5 Game Boy Advanced Family – 81.51 million
The Game Boy Advanced advanced Nintendo’s handheld devices in 2001 by leveling up to a 32-bit system and switching to a landscape design. The console would receive two major redesigns. First, the Game Boy Advanced SP switched back to a portrait design and added a front-lit screen and a closing clamshell. This was followed by the Game Boy Micro, a more compact version of the original GBA.
The GBA introduced the world to many of Nintendo’s sub-franchises with WarioWare, Inc: Mega Microgames!, Pokemon Mystery Dungeon: Red Rescue Team, and Mario & Luigi: Superstar Saga. Also notable are the ports of NES and SNES games with titles like Super Mario Advance and The Legend of Zelda: A Link to the Past.
4 Nintendo Wii – 101.63 million
While the PlayStation 3 and the Xbox 360 upgraded video games to high definition, Nintendo marched to the beat of its own drum. In 2006, Nintendo introduced the world to motion gaming with the release of the Wii. With the flashy gimmick of motion controls and the cheaper price point of $249.99, the Wii was a sensation unlike any other and eclipsed the success of its competitors.

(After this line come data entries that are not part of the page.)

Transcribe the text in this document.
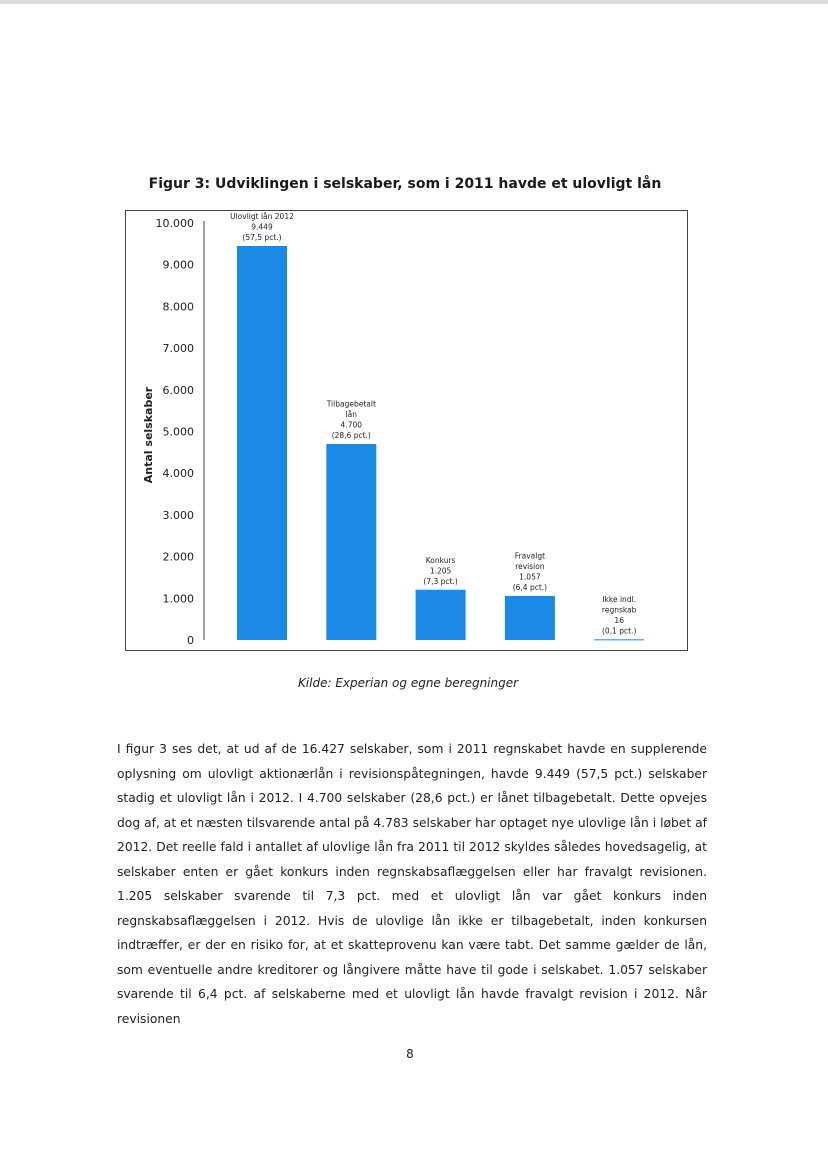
Figur 3: Udviklingen i selskaber, som i 2011 havde et ulovligt lån
0
1.000
2.000
3.000
4.000
5.000
6.000
7.000
8.000
9.000
10.000
Antal selskaber
Ulovligt lån 2012
9.449
(57,5 pct.)
Tilbagebetalt
lån
4.700
(28,6 pct.)
Konkurs
1.205
(7,3 pct.)
Fravalgt
revision
1.057
(6,4 pct.)
Ikke indl.
regnskab
16
(0,1 pct.)
Kilde: Experian og egne beregninger

I figur 3 ses det, at ud af de 16.427 selskaber, som i 2011 regnskabet havde en supplerende oplysning om ulovligt aktionærlån i revisionspåtegningen, havde 9.449 (57,5 pct.) selskaber stadig et ulovligt lån i 2012. I 4.700 selskaber (28,6 pct.) er lånet tilbagebetalt. Dette opvejes dog af, at et næsten tilsvarende antal på 4.783 selskaber har optaget nye ulovlige lån i løbet af 2012. Det reelle fald i antallet af ulovlige lån fra 2011 til 2012 skyldes således hovedsagelig, at selskaber enten er gået konkurs inden regnskabsaflæggelsen eller har fravalgt revisionen. 1.205 selskaber svarende til 7,3 pct. med et ulovligt lån var gået konkurs inden regnskabsaflæggelsen i 2012. Hvis de ulovlige lån ikke er tilbagebetalt, inden konkursen indtræffer, er der en risiko for, at et skatteprovenu kan være tabt. Det samme gælder de lån, som eventuelle andre kreditorer og långivere måtte have til gode i selskabet. 1.057 selskaber svarende til 6,4 pct. af selskaberne med et ulovligt lån havde fravalgt revision i 2012. Når revisionen

8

The Nintendo Wii is best known for the phenomenon that is Wii Sports, Nintendo’s best-selling game of all time. The Wii branding of casual games started its own franchise including Wii Sports Resort, Wii Play, Wii Party, and Wii Fit. Both Mario and Zelda received multiple mainline entries this generation and long-dormant franchises like Punch-Out! and Donkey Kong Country were revived.
3 Nintendo Switch – 103.54 million
After decades of splitting its resources and audience, Nintendo finally merged its home and handheld markets with the Nintendo Switch. Released in 2017 and fulfilling its promise of console-level gaming on the go, the console reignited the cultural passion for Nintendo. The Switch’s herculean achievements include outselling every Nintendo home console and spending thirty-five nonconsecutive months as the best-selling console in the US (per GameInformer).
Many of the Switch’s best-selling games are ports or repackages of the largely ignored Wii U catalog: Mario Kart 8 Deluxe, Breath of the Wild, New Super Mario Bros. U Deluxe, and Super Mario 3D World + Bowser’s Fury. Franchises reached new heights of popularity in Animal Crossing: New Horizons, Super Smash Bros. Ultimate, and Super Mario Odyssey.
2 Game Boy Family – 118.69 million
In 1989, Nintendo released its follow-up to the handheld market. Unlike the Game & Watch, which was limited to a single game per device, the Nintendo Game Boy allowed players to swap between games through its game cartridges. The console would release many revisions including the Game Boy Pocket, Game Boy Light, and the Game Boy Color.
Game Boy owners can typically be categorized into two groups: those who were addicted to the pack-in game Tetris in 1989, and those who were addicted to the first-generation of pocket monsters in 1996’s Pokemon Red, Green, Blue, and Yellow. Nintendo regulars received their first portable iterations in Super Mario Land, Donkey Kong Land, The Legend of Zelda: Link’s Awakening, and Kirby’s Dream Land.
1 Nintendo DS Family – 154.02 million
Released in 2004, the Nintendo DS innovated on the handheld system by adding several features now taken for granted including the ability to wirelessly connect with multiple systems, a built-in microphone, and playing with others over Wi-Fi. But the console is best remembered for its dual screens preserved by its clamshell design. With two screens, including the touch capabilities of the bottom, gamers were treated to a wealth of unique gaming experiences.
At the start of the DS’s life cycle, Nintendo focused on the casual market with titles like Nintendogs and Brain Age: Train Your Brain in Minutes a Day!, and Big Brain Academy. The usual suspects are all here including Mario Kart DS, Animal Crossing: Wild World, The Legend of Zelda: Phantom Hourglass, New Super Mario Bros., and four sets of mainline Pokemon games.